River of Earth

River of Earth is a novel, published in 1940, by the Appalachian author James Still.

First edition (publ. Viking Press)

Plot synopsis

The book focuses on three years in the life of an Appalachian family as told from the viewpoint of a young boy. The boy watches as his parents are pulled between their meager but independent life as farmers, and the uncertain promise of prosperity offered by the mining camps in Appalachia.

Publication

The book was published in 1940, within a year of The Grapes of Wrath, and by the same publisher. The cabin that appears on the cover of the newest edition was located in Knott County, Kentucky, where Still lived for about 50 years.

Criticism

Many issues arise from a discussion of the differences and similarities between River of Earth and Grapes of Wrath.

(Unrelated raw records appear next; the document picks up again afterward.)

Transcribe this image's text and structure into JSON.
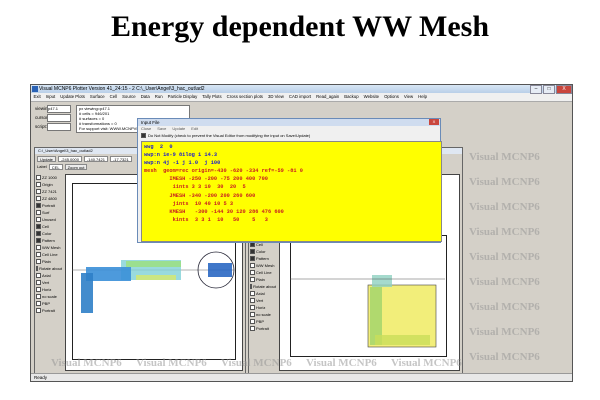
{
  "slide_title": "Energy dependent WW Mesh",
  "app": {
    "title": "Visual MCNP6 Plotter Version 41_24:15 - 2  C:\\_User\\Angel\\3_hac_out\\ad2",
    "window_controls": [
      "–",
      "□",
      "X"
    ],
    "menu": [
      "Exit",
      "Input",
      "Update Plots",
      "Surface",
      "Cell",
      "Source",
      "Data",
      "Run",
      "Particle Display",
      "Tally Plots",
      "Cross section plots",
      "3D View",
      "CAD import",
      "Read_again",
      "Backup",
      "Website",
      "Options",
      "View",
      "Help"
    ],
    "top_panel": {
      "viewing_label": "viewing:",
      "viewing_value": "p47.1",
      "cursor_label": "cursor:",
      "script_label": "script:",
      "info_lines": [
        "px viewing=p47.1",
        "# cells = 946/201",
        "# surfaces = 0",
        "# transformations = 0",
        "For support visit: WWW.MCNPVISED.COM"
      ]
    },
    "left_plot": {
      "title": "C:\\_User\\Angel\\3_hac_out\\ad2",
      "update_button": "Update",
      "label_label": "Label",
      "label_value": "CEL",
      "origin_values": [
        "-245.0000",
        "-140.7421",
        "-17.7321"
      ],
      "zoom_label": "Zoom out",
      "side_items": [
        {
          "label": "ZZ 1000",
          "checked": false
        },
        {
          "label": "Origin",
          "checked": false
        },
        {
          "label": "ZZ 7421",
          "checked": false
        },
        {
          "label": "ZZ 4800",
          "checked": false
        },
        {
          "label": "Portrait",
          "checked": true
        },
        {
          "label": "Surf",
          "checked": false
        },
        {
          "label": "Unused",
          "checked": false
        },
        {
          "label": "Cell",
          "checked": true
        },
        {
          "label": "Color",
          "checked": true
        },
        {
          "label": "Pattern",
          "checked": true
        },
        {
          "label": "WW Mesh",
          "checked": false
        },
        {
          "label": "Cell Line",
          "checked": false
        },
        {
          "label": "Plain",
          "checked": false
        },
        {
          "label": "Rotate about",
          "checked": false
        },
        {
          "label": "Axial",
          "checked": false
        },
        {
          "label": "Vert",
          "checked": false
        },
        {
          "label": "Horiz",
          "checked": false
        },
        {
          "label": "no scale",
          "checked": false
        },
        {
          "label": "PBP",
          "checked": false
        },
        {
          "label": "Portrait",
          "checked": false
        }
      ]
    },
    "right_plot": {
      "update_button": "Update",
      "side_items": [
        {
          "label": "Portrait",
          "checked": true
        },
        {
          "label": "Surf",
          "checked": false
        },
        {
          "label": "Unused",
          "checked": false
        },
        {
          "label": "Cell",
          "checked": true
        },
        {
          "label": "Color",
          "checked": true
        },
        {
          "label": "Pattern",
          "checked": true
        },
        {
          "label": "WW Mesh",
          "checked": false
        },
        {
          "label": "Cell Line",
          "checked": false
        },
        {
          "label": "Plain",
          "checked": false
        },
        {
          "label": "Rotate about",
          "checked": false
        },
        {
          "label": "Axial",
          "checked": false
        },
        {
          "label": "Vert",
          "checked": false
        },
        {
          "label": "Horiz",
          "checked": false
        },
        {
          "label": "no scale",
          "checked": false
        },
        {
          "label": "PBP",
          "checked": false
        },
        {
          "label": "Portrait",
          "checked": false
        }
      ]
    },
    "input_file": {
      "title": "Input File",
      "close_label": "X",
      "menu": [
        "Close",
        "Save",
        "Update",
        "Edit"
      ],
      "checkbox_label": "Do Not Modify (check to prevent the Visual Editor from modifying the input on Save/Update)",
      "lines": [
        {
          "text": "wwg  2  0",
          "color": "blue"
        },
        {
          "text": "wwp:n 1e-9 8ilog 1 14.3",
          "color": "blue"
        },
        {
          "text": "wwp:n 4j -1 j 1.0  j 100",
          "color": "blue"
        },
        {
          "text": "mesh  geom=rec origin=-430 -620 -334 ref=-59 -81 0",
          "color": "red"
        },
        {
          "text": "        IMESH -250 -200 -75 200 400 700",
          "color": "red"
        },
        {
          "text": "         iints 3 3 10  30  20  5",
          "color": "red"
        },
        {
          "text": "        JMESH -340 -200 200 260 600",
          "color": "red"
        },
        {
          "text": "         jints  10 40 10 5 3",
          "color": "red"
        },
        {
          "text": "        KMESH   -300 -144 30 120 286 476 600",
          "color": "red"
        },
        {
          "text": "         kints  3 3 1  10   50    5   3",
          "color": "red"
        }
      ]
    },
    "watermark": "Visual MCNP6",
    "status_text": "Ready"
  },
  "colors": {
    "editor_background": "#ffff00",
    "keyword_blue": "#1a1ad0",
    "mesh_red": "#c82020"
  }
}
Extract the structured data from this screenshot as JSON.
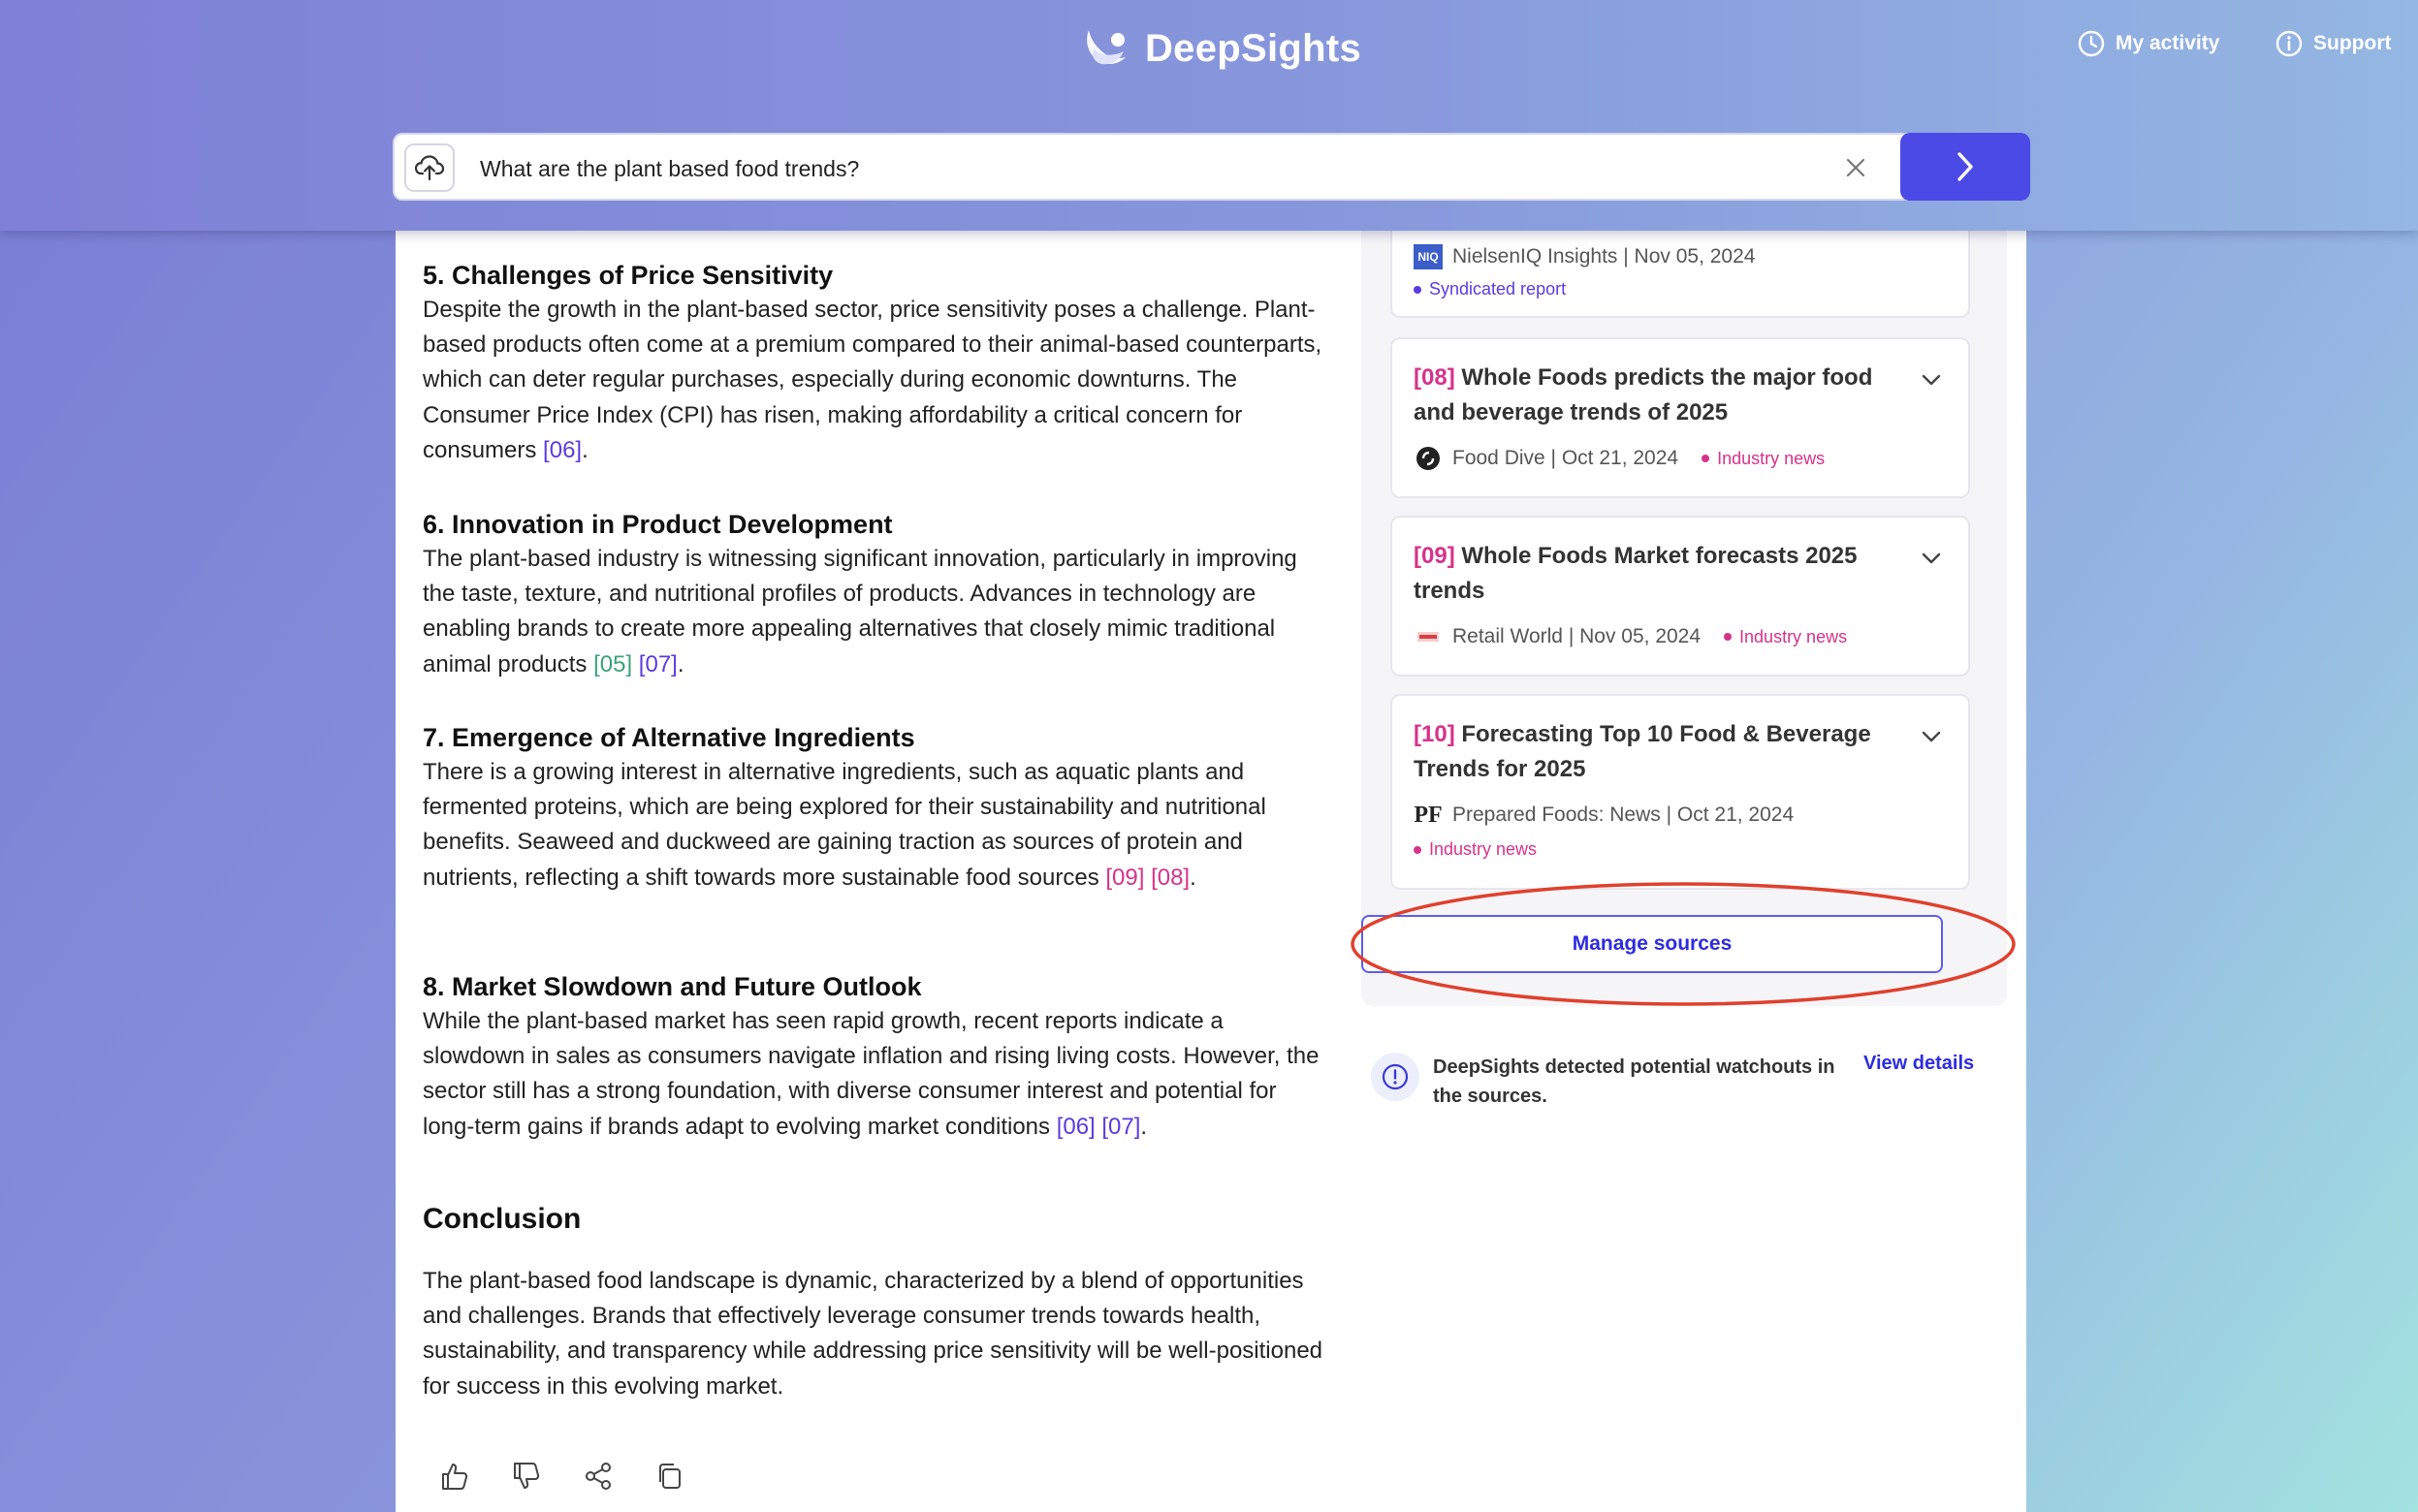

Critic Dean Cadle notes that these are the only books chronicling the demoralizing Depression years; Steinbeck's novel about the dust bowl/1929 crash/depression era, while Still is writing about traumas that span the existence of mountain people in America. Similarly, Ted Olson suggests the work relies on the theme of working-class families vs. socio-economic political systems. Douglas Reichert Powell claims that national epics are about the inevitability of displacement and nomadism. "Place" is then reduced to being stopped, giving up, or resting; while River of Earth is concerned with (even) the “possibility of place”.